What can I tell him? What should I tell him?                                                                                       

"Look, if you don't want to tell me, that's ok. But I would be more than willing to hear."                      "Baba I'm just sick and tired of New Jersey," I exhale. "I want to go home. I hate it here." There. I said it. I spilled the beans. He nods his head and bites into his cone. "That's not all, is it?"                 "Baba, it all revolves around being here! Every single bad thing that's on my mind or that's bothering me is either in or because of New Jersey!" I explain. Baba just nods and finishes off the rest of his cone. "Look, Alaa, I got laid off. There's no business here in Jersey," Baba sighs deeply and wipes his mouth with a paper towel. "Mama and I have been discussing it and maybe moving back to New York is a better option." I practically gasp. I mean, moving back has been what I've wanted for all these months. But I don't have the reaction I'd expect myself to have. I'm holding on to my memories here. After spending nine, almost ten months of living here, I guess I've gotten used to it. I want to leave, but I know that I'll miss the world we built here. The world I have here.

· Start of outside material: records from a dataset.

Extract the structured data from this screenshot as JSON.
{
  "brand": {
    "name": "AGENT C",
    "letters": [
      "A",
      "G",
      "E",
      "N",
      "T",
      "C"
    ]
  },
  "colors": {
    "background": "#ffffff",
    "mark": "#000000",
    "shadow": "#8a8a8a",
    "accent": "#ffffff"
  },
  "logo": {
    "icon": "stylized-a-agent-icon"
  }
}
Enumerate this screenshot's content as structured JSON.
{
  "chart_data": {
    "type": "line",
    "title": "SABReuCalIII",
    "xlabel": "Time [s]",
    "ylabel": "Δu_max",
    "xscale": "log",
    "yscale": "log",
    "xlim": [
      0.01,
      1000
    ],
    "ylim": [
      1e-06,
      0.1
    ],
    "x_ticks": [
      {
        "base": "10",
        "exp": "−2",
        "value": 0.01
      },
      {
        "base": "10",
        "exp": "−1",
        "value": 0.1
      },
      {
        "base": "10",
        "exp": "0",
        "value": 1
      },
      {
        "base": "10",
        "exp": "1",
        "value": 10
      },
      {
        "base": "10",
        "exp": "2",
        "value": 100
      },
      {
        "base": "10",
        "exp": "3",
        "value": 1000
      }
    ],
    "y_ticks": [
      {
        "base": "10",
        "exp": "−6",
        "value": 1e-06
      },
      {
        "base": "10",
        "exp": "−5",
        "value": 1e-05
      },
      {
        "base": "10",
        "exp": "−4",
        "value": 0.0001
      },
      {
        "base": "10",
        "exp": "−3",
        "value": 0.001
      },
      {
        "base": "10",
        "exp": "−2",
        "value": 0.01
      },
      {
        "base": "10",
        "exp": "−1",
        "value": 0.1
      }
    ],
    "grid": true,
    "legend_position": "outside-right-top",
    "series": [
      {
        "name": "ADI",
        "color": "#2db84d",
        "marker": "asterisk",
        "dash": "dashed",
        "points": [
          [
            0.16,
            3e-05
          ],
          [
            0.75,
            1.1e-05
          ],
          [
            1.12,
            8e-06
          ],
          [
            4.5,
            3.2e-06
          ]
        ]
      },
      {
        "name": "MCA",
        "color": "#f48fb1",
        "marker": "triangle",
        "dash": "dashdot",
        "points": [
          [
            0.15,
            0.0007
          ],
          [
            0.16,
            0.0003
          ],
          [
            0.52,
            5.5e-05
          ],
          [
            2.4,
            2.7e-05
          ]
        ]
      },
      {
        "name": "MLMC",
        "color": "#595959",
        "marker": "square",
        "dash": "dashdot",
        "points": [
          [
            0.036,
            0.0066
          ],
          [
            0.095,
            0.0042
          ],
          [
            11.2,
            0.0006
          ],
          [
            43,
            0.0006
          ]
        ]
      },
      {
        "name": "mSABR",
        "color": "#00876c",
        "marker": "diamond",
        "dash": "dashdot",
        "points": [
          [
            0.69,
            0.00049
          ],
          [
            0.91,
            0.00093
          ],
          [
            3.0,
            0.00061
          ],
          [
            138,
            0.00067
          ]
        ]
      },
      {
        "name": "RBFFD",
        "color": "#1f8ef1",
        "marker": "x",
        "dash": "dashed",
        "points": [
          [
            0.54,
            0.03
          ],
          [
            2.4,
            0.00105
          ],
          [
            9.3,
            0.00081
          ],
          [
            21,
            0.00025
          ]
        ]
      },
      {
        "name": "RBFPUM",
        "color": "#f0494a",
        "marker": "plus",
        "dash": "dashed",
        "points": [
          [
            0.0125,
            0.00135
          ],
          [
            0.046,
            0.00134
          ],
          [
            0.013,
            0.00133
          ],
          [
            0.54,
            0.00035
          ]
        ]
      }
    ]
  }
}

Sahar, my new best friend. Khalto Rasha, my favourite neighbour. Salman giving me mixed signs and getting all over my nerves. Mr.Kitchen's English class. Evenings at Bubbles and walks around downtown. Praying in the prayer room at school and quickly making wudhu in the bathrooms, afraid of anyone seeing me and asking if I was taking a shower in the sink.The Sudanese community here and game nights at Khalto Rasha's with all of the great friends I made. Sahar's arguments and venting about Salman. Slipping my beats on and blasting J Cole on public transport. Abdallah, my love that will wait for me forever; because I'm worth it. 

All of those memories and encounters lead up to this, I guess. Even though my town in New Jersey will always be a smelly, busy, racist town, it's got to count for something, right? It made me who I am and because of all these experiences, I've learned to accept myself for who I am and I've accepted my reality.